Они так и уснули сидя, кашляя от дыма и вздрагивая от внезапных, как укол шпагой, укусов комаров.
С этого дня отношения их изменились. Они по-прежнему мало говорили друг с другом, но не только перестали ссориться, но потянулись друг к другу, ища понимания и сочувствия.
На шестой день пути Алексей и Софья вышли к извилистой, полноводной реке. Возившийся с сетью старик сказал, что река эта — Мета, что перевезти их на другой берег он, конечно, может, отчего не перевезти, но вечер уже и гроза начинается, а потому» идите-ка вы, голубоньки, в деревню да попроситесь на ночлег «.
Видно, и впрямь собиралась гроза. Ветер посвежел, поземкой мел по дороге пыль, трепал ветки прибрежной ивы и сыпал в темную воду листья.
У околицы Алешу и Софью догнала молодая чернобровая баба в сарафане из крашенины и красном повойнике. На затейливо расписанном коромысле она несла деревянные бадейки, полные воды.

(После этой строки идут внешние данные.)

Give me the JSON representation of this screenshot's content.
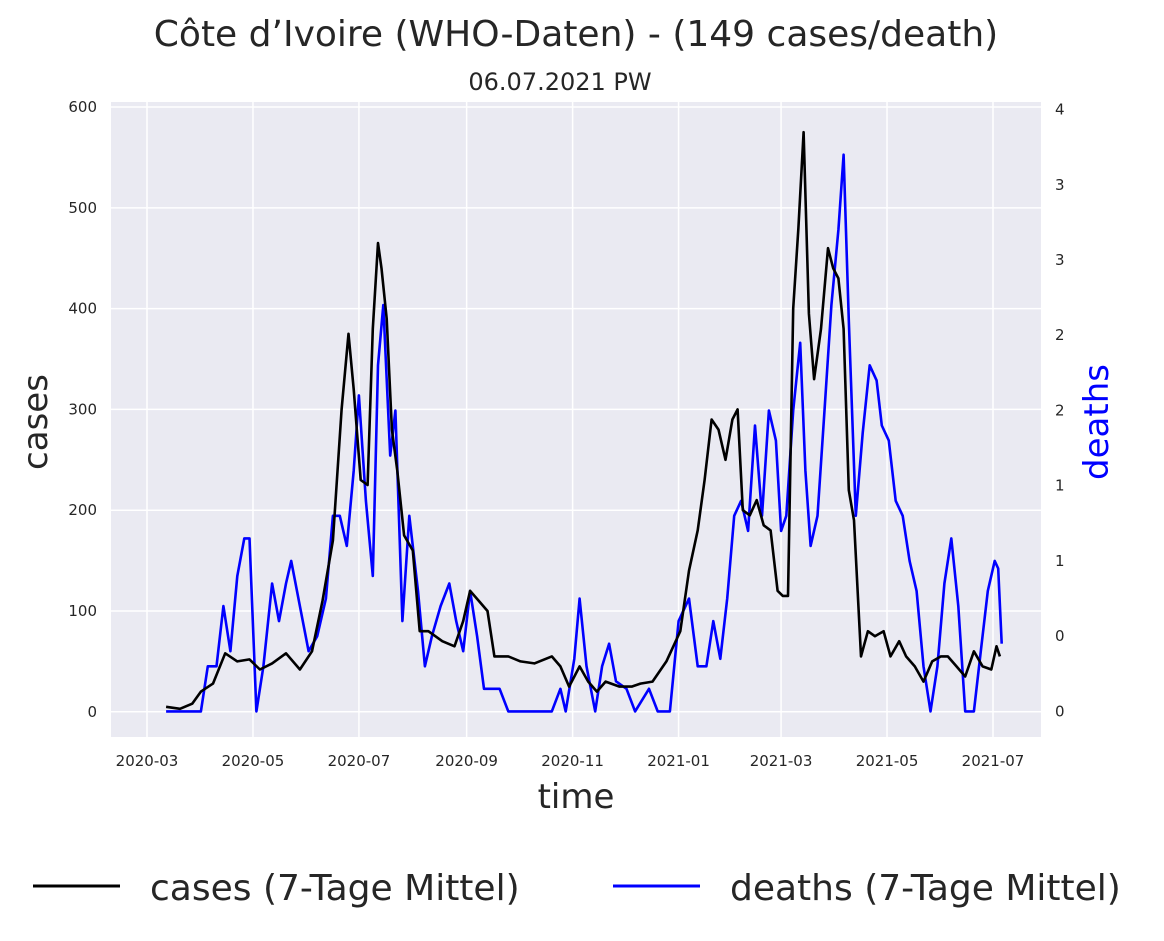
{
  "chart_data": {
    "type": "line",
    "title": "Côte d’Ivoire (WHO-Daten) - (149 cases/death)",
    "subtitle": "06.07.2021 PW",
    "xlabel": "time",
    "ylabel": "cases",
    "y2label": "deaths",
    "x_tick_labels": [
      "2020-03",
      "2020-05",
      "2020-07",
      "2020-09",
      "2020-11",
      "2021-01",
      "2021-03",
      "2021-05",
      "2021-07"
    ],
    "y_ticks": [
      0,
      100,
      200,
      300,
      400,
      500,
      600
    ],
    "y2_ticks": [
      0,
      0.5,
      1,
      1.5,
      2,
      2.5,
      3,
      3.5,
      4
    ],
    "y2_tick_labels": [
      "0",
      "0",
      "1",
      "1",
      "2",
      "2",
      "3",
      "3",
      "4"
    ],
    "ylim": [
      -25,
      605
    ],
    "y2lim": [
      -0.17,
      4.05
    ],
    "grid": true,
    "legend_position": "bottom",
    "series": [
      {
        "name": "cases (7-Tage Mittel)",
        "axis": "left",
        "color": "#000000",
        "points": [
          [
            "2020-03-12",
            5
          ],
          [
            "2020-03-20",
            3
          ],
          [
            "2020-03-27",
            8
          ],
          [
            "2020-04-01",
            20
          ],
          [
            "2020-04-08",
            28
          ],
          [
            "2020-04-15",
            58
          ],
          [
            "2020-04-22",
            50
          ],
          [
            "2020-04-29",
            52
          ],
          [
            "2020-05-05",
            42
          ],
          [
            "2020-05-12",
            48
          ],
          [
            "2020-05-20",
            58
          ],
          [
            "2020-05-28",
            42
          ],
          [
            "2020-06-04",
            60
          ],
          [
            "2020-06-10",
            110
          ],
          [
            "2020-06-16",
            170
          ],
          [
            "2020-06-21",
            300
          ],
          [
            "2020-06-25",
            375
          ],
          [
            "2020-06-28",
            320
          ],
          [
            "2020-07-02",
            230
          ],
          [
            "2020-07-06",
            225
          ],
          [
            "2020-07-09",
            380
          ],
          [
            "2020-07-12",
            465
          ],
          [
            "2020-07-14",
            440
          ],
          [
            "2020-07-17",
            390
          ],
          [
            "2020-07-20",
            280
          ],
          [
            "2020-07-23",
            240
          ],
          [
            "2020-07-27",
            175
          ],
          [
            "2020-08-01",
            160
          ],
          [
            "2020-08-05",
            80
          ],
          [
            "2020-08-10",
            80
          ],
          [
            "2020-08-18",
            70
          ],
          [
            "2020-08-25",
            65
          ],
          [
            "2020-08-30",
            90
          ],
          [
            "2020-09-03",
            120
          ],
          [
            "2020-09-08",
            110
          ],
          [
            "2020-09-13",
            100
          ],
          [
            "2020-09-17",
            55
          ],
          [
            "2020-09-25",
            55
          ],
          [
            "2020-10-02",
            50
          ],
          [
            "2020-10-10",
            48
          ],
          [
            "2020-10-20",
            55
          ],
          [
            "2020-10-25",
            45
          ],
          [
            "2020-10-30",
            25
          ],
          [
            "2020-11-05",
            45
          ],
          [
            "2020-11-10",
            30
          ],
          [
            "2020-11-15",
            20
          ],
          [
            "2020-11-20",
            30
          ],
          [
            "2020-11-28",
            25
          ],
          [
            "2020-12-05",
            25
          ],
          [
            "2020-12-10",
            28
          ],
          [
            "2020-12-17",
            30
          ],
          [
            "2020-12-25",
            50
          ],
          [
            "2021-01-02",
            80
          ],
          [
            "2021-01-07",
            140
          ],
          [
            "2021-01-12",
            180
          ],
          [
            "2021-01-16",
            230
          ],
          [
            "2021-01-20",
            290
          ],
          [
            "2021-01-24",
            280
          ],
          [
            "2021-01-28",
            250
          ],
          [
            "2021-02-01",
            290
          ],
          [
            "2021-02-04",
            300
          ],
          [
            "2021-02-07",
            200
          ],
          [
            "2021-02-11",
            195
          ],
          [
            "2021-02-15",
            210
          ],
          [
            "2021-02-19",
            185
          ],
          [
            "2021-02-23",
            180
          ],
          [
            "2021-02-27",
            120
          ],
          [
            "2021-03-02",
            115
          ],
          [
            "2021-03-05",
            115
          ],
          [
            "2021-03-08",
            400
          ],
          [
            "2021-03-11",
            480
          ],
          [
            "2021-03-14",
            575
          ],
          [
            "2021-03-17",
            395
          ],
          [
            "2021-03-20",
            330
          ],
          [
            "2021-03-24",
            380
          ],
          [
            "2021-03-28",
            460
          ],
          [
            "2021-03-31",
            440
          ],
          [
            "2021-04-03",
            430
          ],
          [
            "2021-04-06",
            380
          ],
          [
            "2021-04-09",
            220
          ],
          [
            "2021-04-12",
            190
          ],
          [
            "2021-04-16",
            55
          ],
          [
            "2021-04-20",
            80
          ],
          [
            "2021-04-24",
            75
          ],
          [
            "2021-04-29",
            80
          ],
          [
            "2021-05-03",
            55
          ],
          [
            "2021-05-08",
            70
          ],
          [
            "2021-05-12",
            55
          ],
          [
            "2021-05-17",
            45
          ],
          [
            "2021-05-22",
            30
          ],
          [
            "2021-05-27",
            50
          ],
          [
            "2021-06-01",
            55
          ],
          [
            "2021-06-05",
            55
          ],
          [
            "2021-06-10",
            45
          ],
          [
            "2021-06-15",
            35
          ],
          [
            "2021-06-20",
            60
          ],
          [
            "2021-06-25",
            45
          ],
          [
            "2021-06-30",
            42
          ],
          [
            "2021-07-03",
            65
          ],
          [
            "2021-07-05",
            55
          ]
        ]
      },
      {
        "name": "deaths (7-Tage Mittel)",
        "axis": "right",
        "color": "#0000ff",
        "points": [
          [
            "2020-03-12",
            0.0
          ],
          [
            "2020-04-01",
            0.0
          ],
          [
            "2020-04-05",
            0.3
          ],
          [
            "2020-04-10",
            0.3
          ],
          [
            "2020-04-14",
            0.7
          ],
          [
            "2020-04-18",
            0.4
          ],
          [
            "2020-04-22",
            0.9
          ],
          [
            "2020-04-26",
            1.15
          ],
          [
            "2020-04-29",
            1.15
          ],
          [
            "2020-05-03",
            0.0
          ],
          [
            "2020-05-07",
            0.3
          ],
          [
            "2020-05-12",
            0.85
          ],
          [
            "2020-05-16",
            0.6
          ],
          [
            "2020-05-20",
            0.85
          ],
          [
            "2020-05-23",
            1.0
          ],
          [
            "2020-05-28",
            0.7
          ],
          [
            "2020-06-02",
            0.4
          ],
          [
            "2020-06-07",
            0.5
          ],
          [
            "2020-06-12",
            0.75
          ],
          [
            "2020-06-16",
            1.3
          ],
          [
            "2020-06-20",
            1.3
          ],
          [
            "2020-06-24",
            1.1
          ],
          [
            "2020-06-28",
            1.6
          ],
          [
            "2020-07-01",
            2.1
          ],
          [
            "2020-07-05",
            1.4
          ],
          [
            "2020-07-09",
            0.9
          ],
          [
            "2020-07-12",
            2.3
          ],
          [
            "2020-07-15",
            2.7
          ],
          [
            "2020-07-19",
            1.7
          ],
          [
            "2020-07-22",
            2.0
          ],
          [
            "2020-07-26",
            0.6
          ],
          [
            "2020-07-30",
            1.3
          ],
          [
            "2020-08-04",
            0.8
          ],
          [
            "2020-08-08",
            0.3
          ],
          [
            "2020-08-12",
            0.5
          ],
          [
            "2020-08-17",
            0.7
          ],
          [
            "2020-08-22",
            0.85
          ],
          [
            "2020-08-26",
            0.6
          ],
          [
            "2020-08-30",
            0.4
          ],
          [
            "2020-09-03",
            0.8
          ],
          [
            "2020-09-07",
            0.5
          ],
          [
            "2020-09-11",
            0.15
          ],
          [
            "2020-09-20",
            0.15
          ],
          [
            "2020-09-25",
            0.0
          ],
          [
            "2020-10-20",
            0.0
          ],
          [
            "2020-10-25",
            0.15
          ],
          [
            "2020-10-28",
            0.0
          ],
          [
            "2020-11-02",
            0.35
          ],
          [
            "2020-11-05",
            0.75
          ],
          [
            "2020-11-09",
            0.3
          ],
          [
            "2020-11-14",
            0.0
          ],
          [
            "2020-11-18",
            0.3
          ],
          [
            "2020-11-22",
            0.45
          ],
          [
            "2020-11-26",
            0.2
          ],
          [
            "2020-12-02",
            0.15
          ],
          [
            "2020-12-07",
            0.0
          ],
          [
            "2020-12-15",
            0.15
          ],
          [
            "2020-12-20",
            0.0
          ],
          [
            "2020-12-27",
            0.0
          ],
          [
            "2021-01-01",
            0.6
          ],
          [
            "2021-01-07",
            0.75
          ],
          [
            "2021-01-12",
            0.3
          ],
          [
            "2021-01-17",
            0.3
          ],
          [
            "2021-01-21",
            0.6
          ],
          [
            "2021-01-25",
            0.35
          ],
          [
            "2021-01-29",
            0.75
          ],
          [
            "2021-02-02",
            1.3
          ],
          [
            "2021-02-06",
            1.4
          ],
          [
            "2021-02-10",
            1.2
          ],
          [
            "2021-02-14",
            1.9
          ],
          [
            "2021-02-18",
            1.3
          ],
          [
            "2021-02-22",
            2.0
          ],
          [
            "2021-02-26",
            1.8
          ],
          [
            "2021-03-01",
            1.2
          ],
          [
            "2021-03-04",
            1.3
          ],
          [
            "2021-03-08",
            2.0
          ],
          [
            "2021-03-12",
            2.45
          ],
          [
            "2021-03-15",
            1.6
          ],
          [
            "2021-03-18",
            1.1
          ],
          [
            "2021-03-22",
            1.3
          ],
          [
            "2021-03-26",
            2.0
          ],
          [
            "2021-03-30",
            2.7
          ],
          [
            "2021-04-03",
            3.2
          ],
          [
            "2021-04-06",
            3.7
          ],
          [
            "2021-04-09",
            2.6
          ],
          [
            "2021-04-13",
            1.3
          ],
          [
            "2021-04-17",
            1.85
          ],
          [
            "2021-04-21",
            2.3
          ],
          [
            "2021-04-25",
            2.2
          ],
          [
            "2021-04-28",
            1.9
          ],
          [
            "2021-05-02",
            1.8
          ],
          [
            "2021-05-06",
            1.4
          ],
          [
            "2021-05-10",
            1.3
          ],
          [
            "2021-05-14",
            1.0
          ],
          [
            "2021-05-18",
            0.8
          ],
          [
            "2021-05-22",
            0.3
          ],
          [
            "2021-05-26",
            0.0
          ],
          [
            "2021-05-30",
            0.3
          ],
          [
            "2021-06-03",
            0.85
          ],
          [
            "2021-06-07",
            1.15
          ],
          [
            "2021-06-11",
            0.7
          ],
          [
            "2021-06-15",
            0.0
          ],
          [
            "2021-06-20",
            0.0
          ],
          [
            "2021-06-24",
            0.4
          ],
          [
            "2021-06-28",
            0.8
          ],
          [
            "2021-07-02",
            1.0
          ],
          [
            "2021-07-04",
            0.95
          ],
          [
            "2021-07-06",
            0.45
          ]
        ]
      }
    ]
  }
}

— Силины? Зачем они вам? Дедушка послал? Пойдемте… Дверь в избу была отворена, в сенцах бродили куры, долбили клювами земляной пол.
Алеша шагнул в избу и замер удивленно. Снаружи силинская изба ничем не могла привлечь внимание: сруб в две клети, узкие, затянутые рыбьим пузырем окна, крыша в замахренной дранке с невысокой трубой. Алеша еще подумал — хорошо, что изба не черная, сажи на стенах не будет. Какая там сажа, внутри вся изба пестрела, цвела красками. И огромная печь, и лавки вдоль стен, и посуда, туески да короба, — все было разрисовано цветами, рыбами, птицами. Больше всего было лошадей, нарисованных неумело, но так резво и весело, что душа радовалась.
— Ой! Кто ж это все у вас так разукрасил? — восторженно спросила Софья, и Алеша оглянулся на нее с удивлением, таким вдруг теплым и ласковым стал ее голос.
— Это золовка моя, — чернобровая баба кивнула на сидящую за прялкой девочку лет четырнадцати. — Даренка, что дверь настежь?
— Только мне дела — за дверьми следить, — звонко отозвалась девочка. — Мое дело прясть, сами велели!
— Да языком молотить целый день, да стены пачкать, — ворчливо заметила темная, сухая старуха, месившая на залавке квашню.
— Мамаш, я странниц привела, покорми…
— Где ты их находишь, странниц этих, — продолжила старуха разговор сама с собой. — Человеку для работы руки господь дал, а не ноги. — И словно в подтверждение своих слов еще яростнее принялась тискать тесто.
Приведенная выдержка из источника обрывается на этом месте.